I read an article today about why someone gave up on being a writer. It was interesting, in light of my last article, to hear from someone who’d achieved moderate success. The article was well-written, thoughtful, and the man who wrote it was obviously hardworking and determined enough to scrape together some success. Certainly, far more successful than most people who set out down that road.
The piece is called “Why I Quit Being a Writer” by Jaime Clark, and it’s good. I also found myself thinking, of course you quit being a writer because he had exactly the problem (and to his credit, recognized as much) that I outlined in last week’s post: He didn’t want to be a writer, he wanted to be a guy who wrote a famous novel.
I probably oversimplified the concept, though, as it’s nowhere near simple.
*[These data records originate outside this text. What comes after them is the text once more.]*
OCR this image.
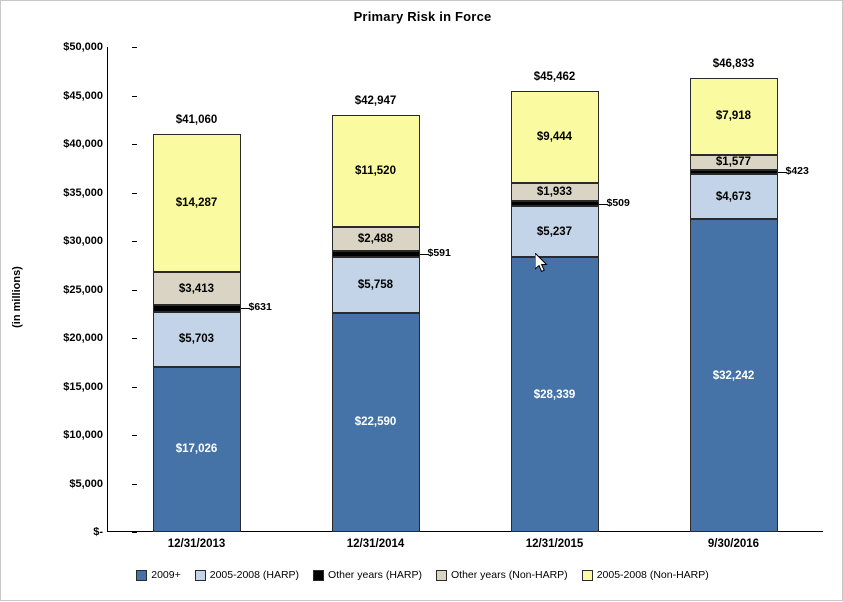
Primary Risk in Force
(in millions)
$-
$5,000
$10,000
$15,000
$20,000
$25,000
$30,000
$35,000
$40,000
$45,000
$50,000
$17,026
$5,703
$631
$3,413
$14,287
$41,060
$22,590
$5,758
$591
$2,488
$11,520
$42,947
$28,339
$5,237
$509
$1,933
$9,444
$45,462
$32,242
$4,673
$423
$1,577
$7,918
$46,833
12/31/2013	12/31/2014	12/31/2015	9/30/2016
2009+	2005-2008 (HARP)	Other years (HARP)	Other years (Non-HARP)	2005-2008 (Non-HARP)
We motivate ourselves towards goals by focusing on those long-term goals. I spend a lot of days doing work I don’t want to do in the understanding that it’s working towards work I do want to do, and I’m fine with it. Mostly fine with it.
It doesn’t change the fact that writing can feel more like a chore than a passionate love affair at times. Why do it, then? It’s not bloody easy, that’s for sure.
I think the easiest answer is in one of Clark’s lines, “I hadn’t had the impulse to write another word in years, and when friends inquired if publication would inspire more books, I answered truthfully: that I’d said what I had to say . . . ”
If my life falls to pieces, or I have to strike out in some new direction, I can’t imagine for a single second not writing. In fact, that was a big part of why I made the choice to leave grad school and follow this path to begin with: I was always going to prefer writing to whatever I was doing, so I might as well make a real honest go of it.
Clark compares himself, repeatedly to JD Salinger, and suggests that the reason Salinger stopped writing was, like himself, that he’d said what he had to say. I never run out of things to say. Moreover, and more importantly, in a world of infinite stories, I can’t imagine running out of new stories I want to tell, with no worlds, people, or ideas I can’t wait to explore.
To the rest of the world, it’s what we do that matters, but to ourselves, in all things, it’s why that shapes the story. Our whys become our whats, provided we have the will, the cleverness, and the courage to stare down the many and various hows of it all.
Life, whatever we chose to do with it, casts us all in the role of ocean against shore, where we throw ourselves over, and over, and over again, at our furthest bounds, in an effort to wear them down and away. How far you go depends on your willingness to muster up all available energy and cast it against something which, to all appearances, has not one millimeter of give in it; then to reel back and do it again, and again.
Many great projects are the work of many lifetimes, both simultaneous and sequential.
I think one of the things that makes writing so difficult for most people is that there is an inherent loneliness to it. It need not be overwhelming, but it’s easier to muster that energy for one last charge when you’re part of a roaring crowd than when you’re one solitary voice of defiance echoing over the deeps.
In the end, though, if you want to wear down that unyielding shore, you have to enjoy being the waves. If you all you to be is a famous writer, but you don’t actually want to write, well, that’s not enough.